Date: 30 December 2009
Venue: Jubilee Hall, Raffles Hotel
by Richard Chua
30 December 2009
The review has been written for Singapore art magazine Confabulation (http://www.readconfabmag.com). It will be published in January 2010.
The closeted intellectual bigot in me told me that it would be meaningless to write a review for Chestnuts (a mainstream play), for it would have nothing for me to write about, except for frivolous acts STAGES made at the expense of others. It is with this hypocrisy I held to my heart, I was finding ways of justifying my paid trip to STAGES’ Chestnuts 2009 on 29 November: from the inane reason I wanted to know what STAGES had up in their sleeves, needing a good night’s out like the middle-class, to supporting my friends Jonathan, Terence and Keng Kiat. But I never wanted to admit that I loved the production. The truth is I am secretly in love with STAGES’ Chestnut series. I have watched many of them in the past, but never wrote down my reflections on them.
This time round I feel compelled to write, not just because the show is simply too good to be left unwritten, but that I need to come out of this self-imposed ideological closet – theatre should contain messages, poetry, art – and start living life again.
To live life is to enjoy its diversity.
I enjoyed every part of Chestnuts for many reasons, the strongest of which is to see others being ridiculed on stage. It is an extremely satisfying experience for a theatre reviewer, and as an audience member as well. For Chestnuts kills bad art/theatre on stage and bad people in society. However my hunch always tells me that this is not exactly a good way of enjoying theatre. I believe that quality enjoyment only comes after the initial laughter – experiencing a form of realisation or revelation from the section/joke on stage. In Chestnuts 2009: Mary and Joseph’s Christmas Safari, I finally got it: quality enjoyment I have always hoped for.
And that gets me moving. For the review is not about how good veteran actors Judy Ngo and Jonathan Lim acted on stage; not about how promising actors like Tan Shou Chen and Dwayne Lau becoming better on stage; not about old acquaintances like Teo Kiat Sing and Edward Choy in theatre that should appear in local theatre more often. It is about the lives of people they present on stage.

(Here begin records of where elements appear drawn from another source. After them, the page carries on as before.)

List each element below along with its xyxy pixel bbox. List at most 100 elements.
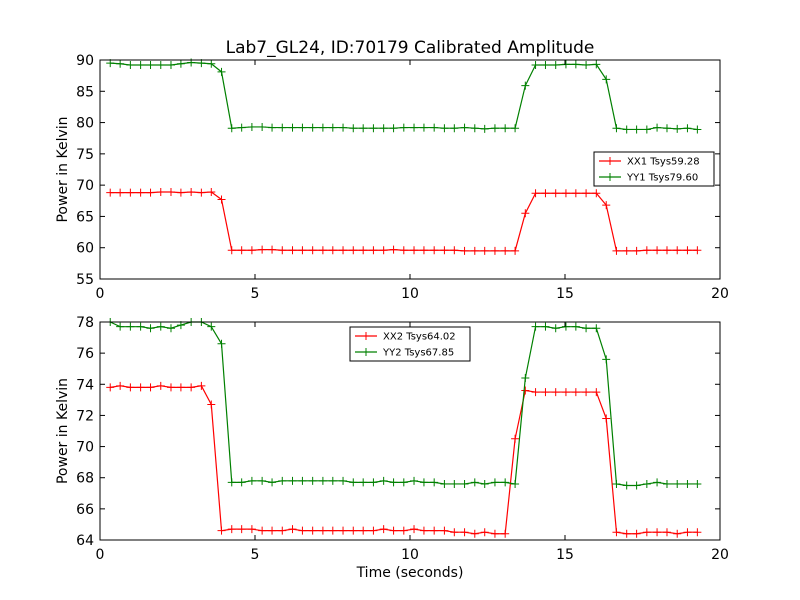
data-point	[227, 525, 236, 534]
data-point	[258, 122, 267, 131]
data-point	[207, 400, 216, 409]
data-point	[318, 246, 327, 255]
data-point	[166, 324, 175, 333]
data-point	[622, 529, 631, 538]
y-axis-label: Power in Kelvin	[55, 378, 71, 484]
data-point	[278, 123, 287, 132]
legend-box	[593, 151, 715, 187]
data-point	[359, 246, 368, 255]
data-point	[156, 322, 165, 331]
data-point	[197, 188, 206, 197]
x-tick-label: 20	[711, 286, 729, 302]
data-point	[582, 388, 591, 397]
data-point	[156, 61, 165, 70]
data-point	[166, 188, 175, 197]
data-point	[490, 124, 499, 133]
data-point	[308, 476, 317, 485]
data-point	[632, 246, 641, 255]
x-tick-label: 5	[251, 286, 260, 302]
data-point	[116, 322, 125, 331]
data-point	[571, 322, 580, 331]
y-tick-label: 55	[76, 272, 94, 288]
x-tick-label: 5	[251, 547, 260, 563]
y-tick-label: 75	[76, 147, 94, 163]
data-point	[379, 476, 388, 485]
data-point	[612, 246, 621, 255]
data-point	[389, 245, 398, 254]
data-point	[460, 123, 469, 132]
data-point	[328, 526, 337, 535]
data-point	[511, 124, 520, 133]
data-point	[410, 123, 419, 132]
data-point	[146, 324, 155, 333]
data-point	[470, 246, 479, 255]
data-point	[116, 59, 125, 68]
data-point	[521, 81, 530, 90]
series-xx1-tsys59-28	[106, 188, 702, 255]
data-point	[339, 526, 348, 535]
x-tick-label: 0	[96, 547, 105, 563]
data-point	[328, 123, 337, 132]
y-tick-label: 60	[76, 241, 94, 257]
legend: XX1 Tsys59.28 YY1 Tsys79.60	[593, 151, 715, 187]
data-point	[258, 476, 267, 485]
data-point	[369, 246, 378, 255]
y-tick-label: 68	[76, 471, 94, 487]
data-point	[440, 124, 449, 133]
data-point	[328, 246, 337, 255]
data-point	[551, 388, 560, 397]
data-point	[247, 246, 256, 255]
data-point	[258, 245, 267, 254]
data-point	[379, 246, 388, 255]
data-point	[187, 188, 196, 197]
data-point	[359, 124, 368, 133]
data-point	[501, 478, 510, 487]
y-tick-label: 64	[76, 533, 94, 549]
data-point	[278, 246, 287, 255]
data-point	[693, 246, 702, 255]
data-point	[227, 246, 236, 255]
data-point	[561, 322, 570, 331]
x-tick-label: 15	[556, 286, 574, 302]
data-point	[268, 123, 277, 132]
data-point	[176, 383, 185, 392]
data-point	[308, 123, 317, 132]
data-point	[288, 476, 297, 485]
data-point	[653, 123, 662, 132]
data-point	[399, 526, 408, 535]
data-point	[602, 75, 611, 84]
data-point	[258, 526, 267, 535]
data-point	[582, 324, 591, 333]
data-point	[602, 355, 611, 364]
data-point	[166, 383, 175, 392]
data-point	[612, 124, 621, 133]
data-point	[511, 246, 520, 255]
data-point	[419, 123, 428, 132]
data-point	[237, 525, 246, 534]
legend-label: XX2 Tsys64.02	[383, 332, 456, 343]
data-point	[288, 246, 297, 255]
x-tick-label: 0	[96, 286, 105, 302]
data-point	[602, 414, 611, 423]
y-tick-label: 90	[76, 53, 94, 69]
data-point	[136, 188, 145, 197]
data-point	[470, 529, 479, 538]
data-point	[450, 479, 459, 488]
data-point	[622, 246, 631, 255]
data-point	[551, 324, 560, 333]
data-point	[440, 526, 449, 535]
data-point	[278, 476, 287, 485]
data-point	[592, 60, 601, 69]
data-point	[612, 479, 621, 488]
data-point	[612, 528, 621, 537]
data-point	[460, 479, 469, 488]
data-point	[511, 434, 520, 443]
data-point	[622, 125, 631, 134]
data-point	[247, 476, 256, 485]
data-point	[571, 189, 580, 198]
data-point	[521, 209, 530, 218]
data-point	[693, 528, 702, 537]
data-point	[106, 188, 115, 197]
data-point	[399, 478, 408, 487]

From virtual to reality – Dicken’s The Christmas Carol to Singapore’s very own Ris Low’s Christmas show on Pondan Newsasia (a parody on Singapore’s Channel Newsasia) – the plight of these characters was played out to audience’s laughter in Chestnuts. After all that, the question looms: what does the performance leave us?
It leaves us with these realities: The Christmas Carol reminds us that capitalism is here to stay; Amy Chua – on the existence of censorship in Singapore; Ris Low – how easy it is to become a one-hit wonder, enjoying brief moments of fame. In addition, Christmas carols by the Church of Suckers reminded us what fundamentalists could do to society; parents breaking into a gay son’s party — on the need to promote reconciliation within families of sexual minorities in Singapore; the ever so tongue-in-cheek nativity play with Madonna’s classics that borders on being sued by religious hardliners for sedition against Christianity.

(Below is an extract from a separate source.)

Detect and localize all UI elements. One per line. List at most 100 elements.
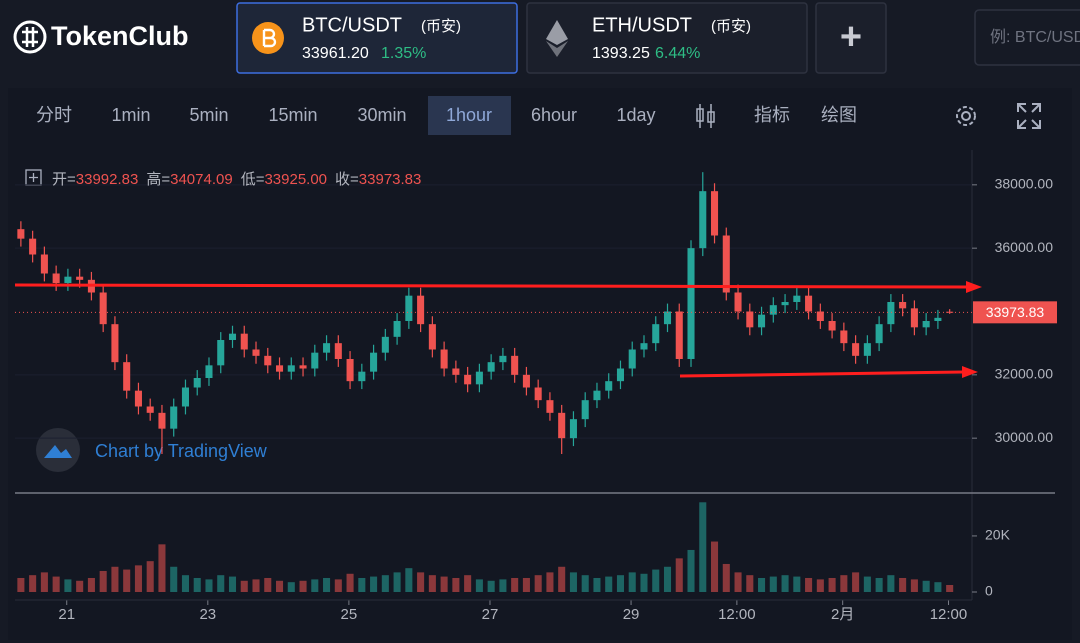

In every respect, this show lends itself to state censorship. But since it is a form of entertainment – Jonathan Lim’s cross-dressing stance is akin to mainstream television channel 8 TV host Zhou Chong Qing’s Auntie Lucy on TV – just for good fun. Singaporeans love them, without recognising the portrayals of reality behind them.
Perhaps it is time for all of us to move out of our own closets to recognise the facts, and not judge them with coloured lens; embracing and recognising them as part of the Singapore society. As a Singaporean theatre reviewer, I think I have more than one closet to get out from.